Effect of particle size of as‐milled powders on microstructural and magnetic properties of Y3MnxAl0.8‐xFe4.2O12 ferrites

Abstract

AbstractYttrium iron garnet ferrite using the chosen stoichiometry of (Y3)(MnxAl0.8‐xFe4.2)O12 with x = 0.1 and different milling powder sizes were prepared through ball milling for various milling times to study the effect of powder size reduction on the resulting microstructural and magnetic properties. Sintered yttrium iron garnet ferrites were characterized by X‐ray diffraction analysis and scanning electron microscopy. The particle size (D50) of as‐milled calcined powder was decreased using ball milling (from 3.682 μm for a 0.5‐hour‐long milling to 1.606 μm for a 2.5‐hour‐long milling). Scanning electron microscopy analyses confirmed that the sintered grain exhibited a crystal size that was increased from initial values (average crystal grain sizes of 3.5 ± 0.1 μm for 0.5 hour of milling) up to 6.2 ± 0.1 μm after 2.5 hour of ball milling and the subsequent sintering process.
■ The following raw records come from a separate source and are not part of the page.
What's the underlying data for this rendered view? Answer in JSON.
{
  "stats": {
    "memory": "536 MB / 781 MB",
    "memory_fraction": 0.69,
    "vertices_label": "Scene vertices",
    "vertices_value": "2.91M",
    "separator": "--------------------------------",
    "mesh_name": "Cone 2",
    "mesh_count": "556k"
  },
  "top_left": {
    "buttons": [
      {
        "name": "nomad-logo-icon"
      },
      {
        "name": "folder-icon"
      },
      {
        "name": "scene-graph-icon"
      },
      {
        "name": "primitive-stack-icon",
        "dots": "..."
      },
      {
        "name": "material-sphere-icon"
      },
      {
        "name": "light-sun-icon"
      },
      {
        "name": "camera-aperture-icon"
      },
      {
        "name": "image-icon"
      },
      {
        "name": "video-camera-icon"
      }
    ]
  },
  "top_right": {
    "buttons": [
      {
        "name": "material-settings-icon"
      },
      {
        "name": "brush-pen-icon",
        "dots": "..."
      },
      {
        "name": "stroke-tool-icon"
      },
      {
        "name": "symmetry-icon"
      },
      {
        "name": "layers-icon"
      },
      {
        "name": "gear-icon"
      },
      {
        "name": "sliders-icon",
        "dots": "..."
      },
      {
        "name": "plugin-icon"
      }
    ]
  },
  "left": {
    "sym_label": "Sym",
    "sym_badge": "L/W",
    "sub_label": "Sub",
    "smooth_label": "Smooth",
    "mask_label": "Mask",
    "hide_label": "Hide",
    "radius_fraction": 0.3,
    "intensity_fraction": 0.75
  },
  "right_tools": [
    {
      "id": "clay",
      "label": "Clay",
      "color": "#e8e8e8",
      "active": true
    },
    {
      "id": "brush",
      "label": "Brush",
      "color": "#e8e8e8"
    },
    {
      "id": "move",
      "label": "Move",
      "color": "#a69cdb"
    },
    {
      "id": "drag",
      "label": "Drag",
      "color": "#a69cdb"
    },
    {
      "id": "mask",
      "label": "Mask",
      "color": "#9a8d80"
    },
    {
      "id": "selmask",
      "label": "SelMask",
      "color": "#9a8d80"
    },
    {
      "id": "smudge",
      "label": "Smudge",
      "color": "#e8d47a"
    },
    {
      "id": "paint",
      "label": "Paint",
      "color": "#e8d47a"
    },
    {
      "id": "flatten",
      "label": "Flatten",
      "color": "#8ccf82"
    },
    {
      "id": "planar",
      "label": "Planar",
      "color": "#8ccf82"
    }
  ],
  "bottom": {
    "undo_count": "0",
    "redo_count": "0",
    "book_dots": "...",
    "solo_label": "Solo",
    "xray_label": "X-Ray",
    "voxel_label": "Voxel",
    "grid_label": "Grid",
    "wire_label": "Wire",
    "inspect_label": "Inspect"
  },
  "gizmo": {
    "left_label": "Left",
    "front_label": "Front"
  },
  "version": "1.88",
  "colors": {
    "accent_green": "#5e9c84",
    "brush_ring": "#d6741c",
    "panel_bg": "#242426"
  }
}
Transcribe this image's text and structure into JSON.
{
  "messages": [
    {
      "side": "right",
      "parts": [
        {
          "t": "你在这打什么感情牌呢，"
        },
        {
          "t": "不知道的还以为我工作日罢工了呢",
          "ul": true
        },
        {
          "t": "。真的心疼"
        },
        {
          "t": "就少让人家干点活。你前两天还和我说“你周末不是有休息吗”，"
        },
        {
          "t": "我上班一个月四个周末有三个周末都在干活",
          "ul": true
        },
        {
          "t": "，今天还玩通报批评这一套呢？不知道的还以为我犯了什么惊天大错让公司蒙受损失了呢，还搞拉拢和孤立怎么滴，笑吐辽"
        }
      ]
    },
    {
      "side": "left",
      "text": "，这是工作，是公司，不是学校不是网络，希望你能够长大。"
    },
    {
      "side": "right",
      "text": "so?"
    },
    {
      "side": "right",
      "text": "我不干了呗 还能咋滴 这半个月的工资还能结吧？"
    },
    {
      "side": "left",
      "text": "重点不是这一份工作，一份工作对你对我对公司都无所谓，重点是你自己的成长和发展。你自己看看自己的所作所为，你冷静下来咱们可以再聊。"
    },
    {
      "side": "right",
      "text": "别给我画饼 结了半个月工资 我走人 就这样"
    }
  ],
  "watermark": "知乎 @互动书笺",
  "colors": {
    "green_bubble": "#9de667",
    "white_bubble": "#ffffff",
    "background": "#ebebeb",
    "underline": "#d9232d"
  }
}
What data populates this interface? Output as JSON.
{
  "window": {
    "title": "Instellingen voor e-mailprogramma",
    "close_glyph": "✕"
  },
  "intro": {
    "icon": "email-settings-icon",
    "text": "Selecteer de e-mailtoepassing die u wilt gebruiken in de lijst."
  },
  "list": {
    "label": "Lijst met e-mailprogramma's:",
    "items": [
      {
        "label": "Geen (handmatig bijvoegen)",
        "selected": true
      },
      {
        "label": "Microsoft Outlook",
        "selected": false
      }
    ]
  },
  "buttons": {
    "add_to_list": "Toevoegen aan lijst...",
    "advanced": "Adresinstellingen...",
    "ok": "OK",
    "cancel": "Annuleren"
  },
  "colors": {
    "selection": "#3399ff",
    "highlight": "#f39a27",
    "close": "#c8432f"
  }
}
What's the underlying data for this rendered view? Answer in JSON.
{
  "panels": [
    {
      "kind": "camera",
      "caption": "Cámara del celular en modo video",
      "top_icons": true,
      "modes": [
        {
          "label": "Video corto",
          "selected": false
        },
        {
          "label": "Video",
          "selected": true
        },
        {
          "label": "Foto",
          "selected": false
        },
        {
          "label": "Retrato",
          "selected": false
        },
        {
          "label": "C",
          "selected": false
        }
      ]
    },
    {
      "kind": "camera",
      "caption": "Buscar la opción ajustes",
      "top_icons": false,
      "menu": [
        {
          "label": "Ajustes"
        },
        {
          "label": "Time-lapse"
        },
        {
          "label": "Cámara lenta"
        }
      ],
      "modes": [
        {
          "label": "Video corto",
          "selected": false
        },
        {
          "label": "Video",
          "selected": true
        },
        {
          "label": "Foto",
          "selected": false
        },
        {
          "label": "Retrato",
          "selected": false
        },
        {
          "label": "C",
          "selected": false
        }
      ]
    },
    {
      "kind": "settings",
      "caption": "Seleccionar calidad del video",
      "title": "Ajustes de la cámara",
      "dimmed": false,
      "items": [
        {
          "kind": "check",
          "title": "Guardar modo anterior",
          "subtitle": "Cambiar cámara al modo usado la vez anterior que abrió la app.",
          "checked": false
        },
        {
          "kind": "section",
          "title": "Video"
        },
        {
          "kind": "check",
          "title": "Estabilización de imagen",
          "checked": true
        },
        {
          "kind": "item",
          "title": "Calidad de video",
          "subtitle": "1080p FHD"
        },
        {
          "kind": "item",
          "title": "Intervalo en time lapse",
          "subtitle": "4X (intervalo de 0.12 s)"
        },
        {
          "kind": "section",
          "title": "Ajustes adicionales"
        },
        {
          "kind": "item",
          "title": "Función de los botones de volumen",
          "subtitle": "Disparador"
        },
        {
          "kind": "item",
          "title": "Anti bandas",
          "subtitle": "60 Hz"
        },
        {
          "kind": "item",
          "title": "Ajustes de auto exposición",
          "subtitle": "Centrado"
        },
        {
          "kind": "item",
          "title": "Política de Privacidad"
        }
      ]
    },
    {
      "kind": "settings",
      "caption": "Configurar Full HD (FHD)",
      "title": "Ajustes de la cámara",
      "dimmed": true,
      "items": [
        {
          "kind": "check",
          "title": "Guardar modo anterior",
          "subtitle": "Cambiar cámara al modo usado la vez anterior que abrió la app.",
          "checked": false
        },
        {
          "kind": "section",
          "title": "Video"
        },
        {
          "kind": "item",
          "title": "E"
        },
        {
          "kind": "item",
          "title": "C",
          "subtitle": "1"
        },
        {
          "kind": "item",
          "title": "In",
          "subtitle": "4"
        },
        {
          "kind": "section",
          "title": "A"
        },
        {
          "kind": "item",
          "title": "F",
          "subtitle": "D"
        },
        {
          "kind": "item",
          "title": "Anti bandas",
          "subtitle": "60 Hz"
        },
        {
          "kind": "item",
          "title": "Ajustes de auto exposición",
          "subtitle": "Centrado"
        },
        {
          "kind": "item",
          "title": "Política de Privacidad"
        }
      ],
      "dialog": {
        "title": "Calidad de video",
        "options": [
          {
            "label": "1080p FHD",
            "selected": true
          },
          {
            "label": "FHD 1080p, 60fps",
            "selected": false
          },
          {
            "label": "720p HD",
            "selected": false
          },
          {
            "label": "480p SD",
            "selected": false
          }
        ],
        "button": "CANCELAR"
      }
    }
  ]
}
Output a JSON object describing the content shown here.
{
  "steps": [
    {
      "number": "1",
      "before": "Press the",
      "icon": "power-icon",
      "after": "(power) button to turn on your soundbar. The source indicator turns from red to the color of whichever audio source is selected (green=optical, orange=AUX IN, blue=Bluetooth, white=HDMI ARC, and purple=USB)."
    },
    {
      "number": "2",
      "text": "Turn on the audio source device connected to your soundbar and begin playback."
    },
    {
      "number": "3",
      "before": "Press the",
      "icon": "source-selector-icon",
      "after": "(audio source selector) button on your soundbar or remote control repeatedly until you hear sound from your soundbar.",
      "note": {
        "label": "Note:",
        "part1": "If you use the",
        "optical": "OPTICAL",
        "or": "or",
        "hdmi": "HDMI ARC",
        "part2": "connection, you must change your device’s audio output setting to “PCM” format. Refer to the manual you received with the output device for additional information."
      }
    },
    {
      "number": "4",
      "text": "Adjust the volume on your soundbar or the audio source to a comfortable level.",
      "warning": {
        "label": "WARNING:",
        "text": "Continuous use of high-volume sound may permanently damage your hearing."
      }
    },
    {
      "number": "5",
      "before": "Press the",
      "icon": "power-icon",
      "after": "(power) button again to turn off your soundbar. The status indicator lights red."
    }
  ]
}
The same sintered specimen after 2.5 hour of ball milling exhibited an obvious increase in saturation magnetization (4πMs), remanence (Br), and squareness ratio (namely Br/4πMs); it also caused a notable decline in coercivity (Hc) and ferromagnetic resonance line width (∆H), which were attributed to the introduction of a smaller size of calcined powder after milling and subsequently resulted in a larger sintered grain. Furthermore, a sufficient spin‐wave line width (∆Hk) and low insertion loss (|S21|) were obtained for the operation of the microwave device. The aforementioned results are all beneficial to the use of yttrium iron garnet ferrite in microwave applications. A correlation between the calcined powder size after milling, grain crystal size after sintering, and magnetic properties was evident in this study. The strict control of calcined powder size after milling is critical in tailoring suitable magnetic properties for yttrium iron garnet ferrite manufacturing processes.